Two types of learning can be highlighted. Supervised learning, where the computer is presented with labeled data. Then algorithms are developed to predict these labels based on training data sets. The computer learns a general rule to transform inputs into outputs. The most classical examples are regression and classification problems.
In non-supervised training, there are no known labels, then data partitions are built (clustering) or representations that allow summarizing the information which they contain (even discovering hidden patterns within the data).
There are other forms of learning, like semi-supervised learning, reinforcement learning, or algorithms that learn how to learn, resulting in a good compromise between data use and exploration.
Statistical learning involves applied mathematics and computer science, particularly in the context of Big Data, where the volume of training data requires taking into account the technological constraints within the algorithms.
As members of the Initiative, our researchers in machine learning work on different topics including:
•Missing data (how to use data in spite of the presence of “holes” in the data).
• Aggregation of estimators/combination of experts (combining algorithms to improve performance).
• Selection of variables in large dimension contexts (how to identify the most significant variables).
• Recommender Systems (how “to guess” the product preferences of users).
The procesing infrastructure or what framework (Hadoop, spark, etc …) to use for the procesing model ?
The unprecedented growth of the amount of data and its “democratization” (everyone has access to data “consumption”) has created new challenges for data management systems. A first challenge consists in being able to carry out queries or statistical analyses on gigantic sets of data, and this with latency approaching real-time. To achieve this goal, it is necessary to change traditional infrastructure in order to integrate transparently parallel data processing, all while preserving data structure (complex temporary structures or sequential structures such as the genome). Within this framework, it is necessary to optimize system latency, the flow, but also the cost of the computing effort (within the framework of resource use in the cloud).

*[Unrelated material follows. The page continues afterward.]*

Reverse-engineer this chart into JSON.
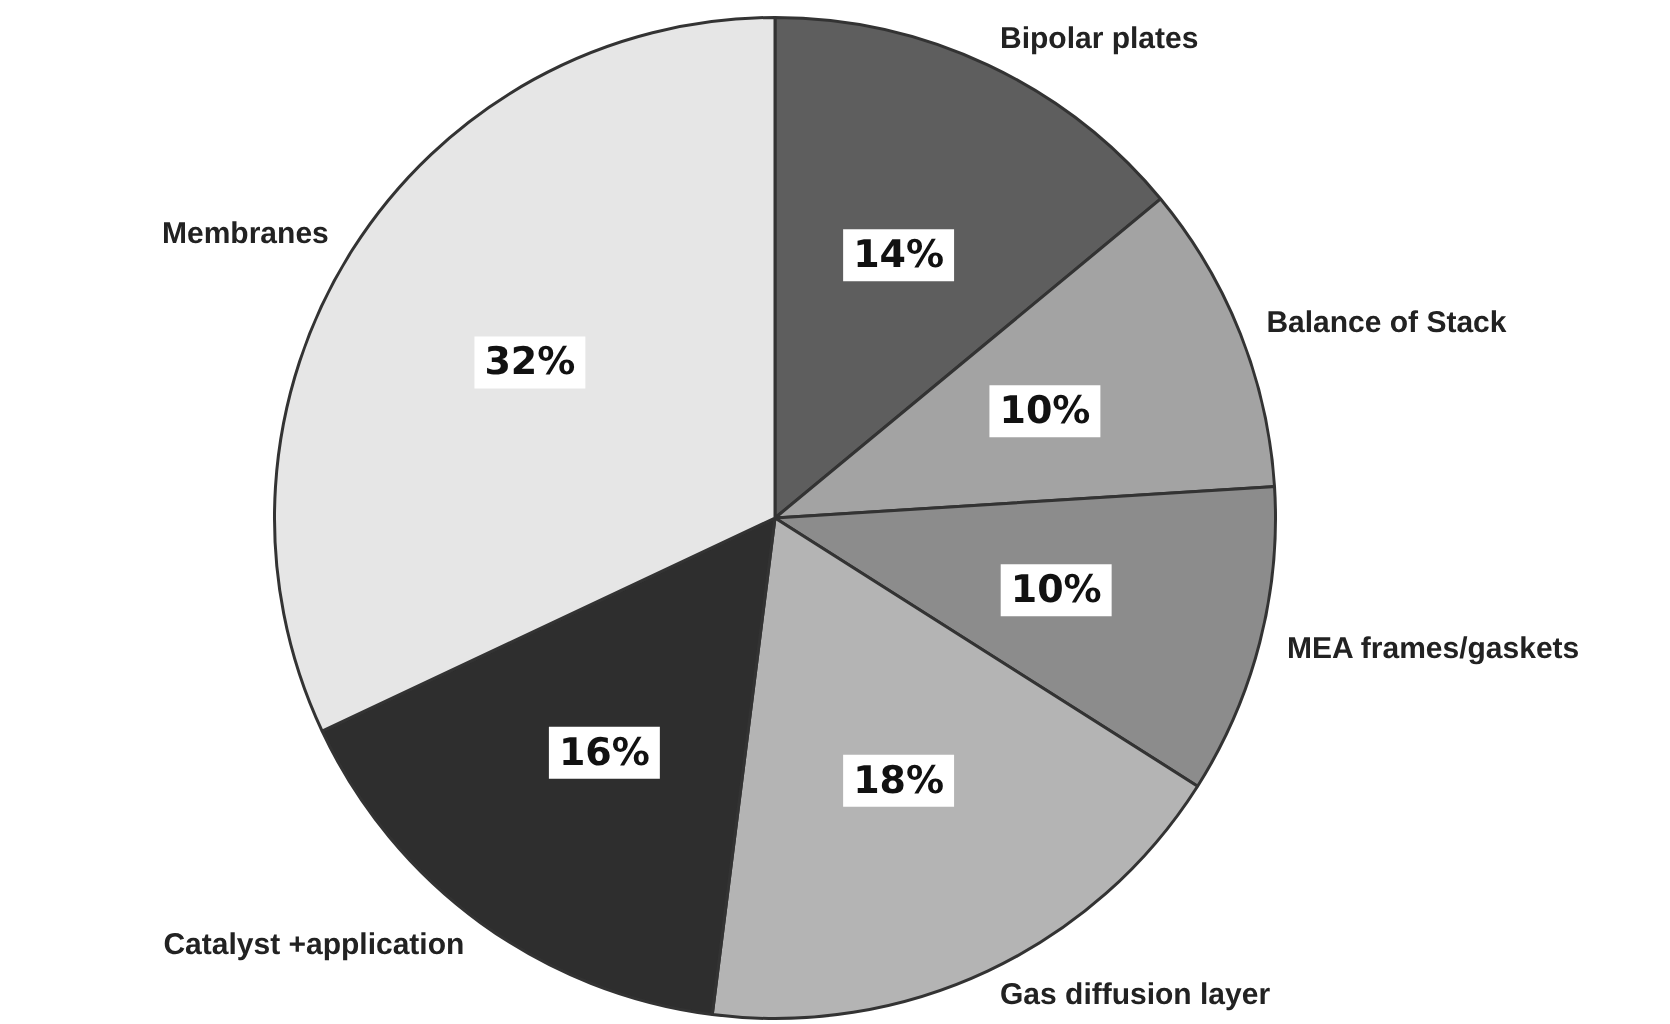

A second challenge is to improve “the intelligence” of the data management systems, such as its user-friendliness: filling the increasing variation between volumes of data and the limited human capacity to grasp this data. New systems of data mining are developed to guide the user through these huge data files towards the required information. Moreover, these systems must be capable to point out possible anomalies, with high quality explanations that allow corrections or preventive actions.